Luminescent 3D printed poly(lactic acid) nanocomposites with enhanced mechanical properties

The three-dimensional (3D) printing of functional composite materials has gained tremendous interest in recent years. Nevertheless, research on 3D printing of luminescent composite materials is very limited, and the mechanical properties of such 3D-printed composites are poor. Herein, we report the preparation and characterization of a poly(lactic acid) (PLA) composite that, when 3D printed, exhibits enhanced toughness and high solid-state fluorescence quantum yield. Incorporation of only 1 wt% pyrene butyric acid modified cellulose nanofibers (PBA-m-CNF) and l0 wt% thermoplastic polyurethane (TPU) into PLA led to 223% increase in toughness and 21% increase in tensile modulus of PLA. Scanning electron microscopy (SEM) and X-ray microcomputed tomography (mu-CT) analysis of the fractured cross-sections of 3D printed composites revealed a ductile failure mode. The PLA/PBA-m-CNF1/TPU10 3D printed composite also exhibited a high solid-state fluorescence quantum yield of 38.35%. To the best of our knowledge, this is the first report to show both enhanced mechanical properties and high solid-state fluorescence emission for 3D printable PLA. Such functional PLA composites could have potential applications in the fabrication of complex-shaped sensors, optical light pipes, etc.

Automated summary

The research on 3D printing of luminescent composite materials with enhanced mechanical properties has been limited. In this study, a PLA composite with improved toughness and high solid-state fluorescence quantum yield was prepared and characterized.
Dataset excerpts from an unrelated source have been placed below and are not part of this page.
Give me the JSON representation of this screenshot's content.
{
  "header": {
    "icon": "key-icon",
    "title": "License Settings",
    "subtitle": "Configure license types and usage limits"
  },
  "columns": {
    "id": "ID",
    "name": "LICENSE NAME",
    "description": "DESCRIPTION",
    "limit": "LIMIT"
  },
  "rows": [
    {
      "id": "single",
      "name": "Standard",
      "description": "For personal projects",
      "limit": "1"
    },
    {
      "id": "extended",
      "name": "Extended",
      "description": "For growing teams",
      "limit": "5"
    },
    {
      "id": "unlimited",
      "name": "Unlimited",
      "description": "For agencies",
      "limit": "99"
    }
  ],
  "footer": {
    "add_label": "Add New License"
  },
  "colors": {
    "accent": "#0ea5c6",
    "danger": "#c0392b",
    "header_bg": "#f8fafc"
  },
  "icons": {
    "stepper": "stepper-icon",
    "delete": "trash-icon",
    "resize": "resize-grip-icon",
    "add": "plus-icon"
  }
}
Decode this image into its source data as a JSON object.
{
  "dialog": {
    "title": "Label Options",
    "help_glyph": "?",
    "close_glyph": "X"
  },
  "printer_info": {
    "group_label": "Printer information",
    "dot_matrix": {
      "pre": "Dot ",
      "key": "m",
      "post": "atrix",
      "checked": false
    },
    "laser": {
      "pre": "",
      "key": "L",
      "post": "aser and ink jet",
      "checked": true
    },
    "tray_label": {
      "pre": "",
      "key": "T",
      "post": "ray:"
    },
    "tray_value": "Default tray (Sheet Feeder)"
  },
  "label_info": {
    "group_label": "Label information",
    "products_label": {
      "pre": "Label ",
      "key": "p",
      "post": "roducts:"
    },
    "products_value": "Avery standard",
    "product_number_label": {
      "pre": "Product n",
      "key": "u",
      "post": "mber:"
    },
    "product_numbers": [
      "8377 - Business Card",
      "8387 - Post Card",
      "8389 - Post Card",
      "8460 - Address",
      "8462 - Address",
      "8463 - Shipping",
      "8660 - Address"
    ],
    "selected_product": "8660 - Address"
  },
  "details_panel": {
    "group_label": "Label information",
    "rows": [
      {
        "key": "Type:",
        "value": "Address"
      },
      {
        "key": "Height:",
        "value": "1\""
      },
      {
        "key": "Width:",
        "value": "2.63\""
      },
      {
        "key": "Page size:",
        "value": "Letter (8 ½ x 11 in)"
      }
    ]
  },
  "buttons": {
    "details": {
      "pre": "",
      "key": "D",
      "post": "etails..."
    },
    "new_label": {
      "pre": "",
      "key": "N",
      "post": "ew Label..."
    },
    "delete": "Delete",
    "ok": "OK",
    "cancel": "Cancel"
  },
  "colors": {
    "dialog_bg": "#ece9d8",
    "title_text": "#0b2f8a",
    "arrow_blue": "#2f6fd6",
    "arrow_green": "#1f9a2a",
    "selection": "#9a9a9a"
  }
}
The addition of only 1 wt% PBA-m-CNF and 10 wt% TPU into PLA led to a significant increase in toughness and tensile modulus. The 3D printed composite exhibited a ductile failure mode and a high solid-state fluorescence quantum yield. The findings suggest the potential applications of such functional PLA composites in the fabrication of complex-shaped sensors and optical light pipes.